London will be hit hardest by levy increase
IN YESTERDAY’S budget, chancellor George Osborne increased the stamp duty land tax rate to 7 per cent for residential properties over £2m as well as introducing a stamp duty land tax of 15 per cent for residential properties worth more than £2m purchased by companies and other entities.
As Paul Emery, PwC tax director, points out, investors in UK commercial real estate will breathe a huge sigh of relief that the tax is restricted to residential property, otherwise this could have had a significant impact on liquidity in the commercial real estate sector. But the hike is still significant for home owners, and more importantly, home sellers. It is important to note that the hike in stamp duty is not a Mansion Tax, but rather a transaction tax. However, after decades of successive governments pursuing artificially low interest rates and in doing so inflating the housing market, hitting homeowners with this new tax will be seen by many as vindictive. Rather like John Wayne’s character in Rio Bravo telling the outlaw to pick up the gun – “You want that gun, pick it up, I wish you would” – before shooting him, governments have ratcheted up house prices and held them up as a sign of political success and are now taking shots at those sitting in expensive properties.
LONDON-CENTRIC TAX
Nowhere will feel the effects of this new tax hike quite as much as London – this year the Royal Borough of Kensington and Chelsea saw its average house price break £2m for the first time – up from £650,600 a year ago.

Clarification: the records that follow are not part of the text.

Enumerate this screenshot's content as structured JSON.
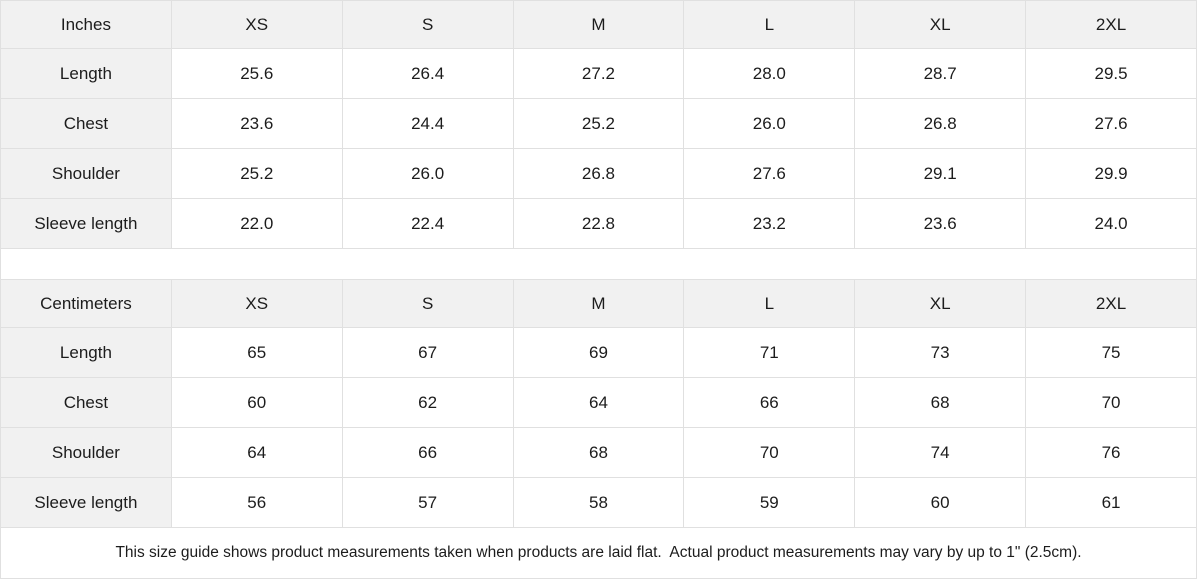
{
  "colors": {
    "header_bg": "#f1f1f1",
    "border": "#e0e0e0",
    "text": "#1c1c1c",
    "bg": "#ffffff"
  },
  "size_guide": {
    "tables": [
      {
        "unit_label": "Inches",
        "columns": [
          "XS",
          "S",
          "M",
          "L",
          "XL",
          "2XL"
        ],
        "rows": [
          {
            "label": "Length",
            "values": [
              "25.6",
              "26.4",
              "27.2",
              "28.0",
              "28.7",
              "29.5"
            ]
          },
          {
            "label": "Chest",
            "values": [
              "23.6",
              "24.4",
              "25.2",
              "26.0",
              "26.8",
              "27.6"
            ]
          },
          {
            "label": "Shoulder",
            "values": [
              "25.2",
              "26.0",
              "26.8",
              "27.6",
              "29.1",
              "29.9"
            ]
          },
          {
            "label": "Sleeve length",
            "values": [
              "22.0",
              "22.4",
              "22.8",
              "23.2",
              "23.6",
              "24.0"
            ]
          }
        ]
      },
      {
        "unit_label": "Centimeters",
        "columns": [
          "XS",
          "S",
          "M",
          "L",
          "XL",
          "2XL"
        ],
        "rows": [
          {
            "label": "Length",
            "values": [
              "65",
              "67",
              "69",
              "71",
              "73",
              "75"
            ]
          },
          {
            "label": "Chest",
            "values": [
              "60",
              "62",
              "64",
              "66",
              "68",
              "70"
            ]
          },
          {
            "label": "Shoulder",
            "values": [
              "64",
              "66",
              "68",
              "70",
              "74",
              "76"
            ]
          },
          {
            "label": "Sleeve length",
            "values": [
              "56",
              "57",
              "58",
              "59",
              "60",
              "61"
            ]
          }
        ]
      }
    ],
    "footnote": "This size guide shows product measurements taken when products are laid flat.  Actual product measurements may vary by up to 1\" (2.5cm)."
  }
}
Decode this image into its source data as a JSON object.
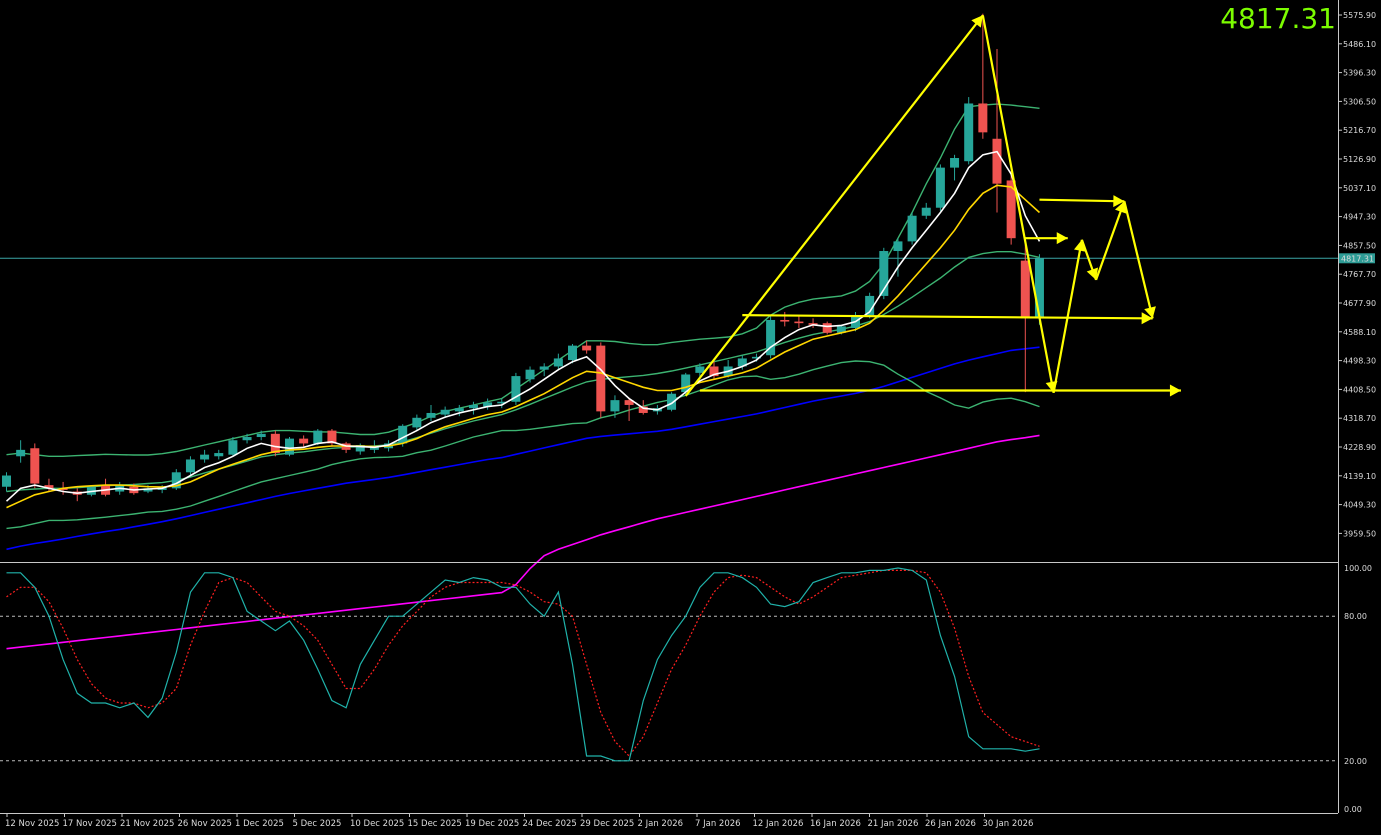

Burdensome planning application procedures restricting the supply on new homes and rock-bottom Bank of England interest rates now mean that many London family homes will be impacted by the new measures: “There is a massive shortage of family homes in London’s villages and given price growth expectation, growing demand will push average three and four bedroom family homes in many areas, such as Islington, into the top stamp duty tier within a year or two, making it even harder for families to commit to staying in the city,” says Sue Foxley, head of research at Cluttons.
STRATIFIED MARKET
According to Peter Rollings, chief executive of estate agents Marsh and Parsons, a big effect of the measures on the London market will be price bunching, with plenty of properties at the £1.99m mark and then little else until the £2.35m mark. Rollings doesn’t foresee the hike as completely deterring those looking to purchase multi-million pound houses, but it may well lead to an increase in people looking for a property below the £2m threshold with a view to renovating it and pocketing any profits when they sell, rather than handing over an additional 2 per cent to the Treasury.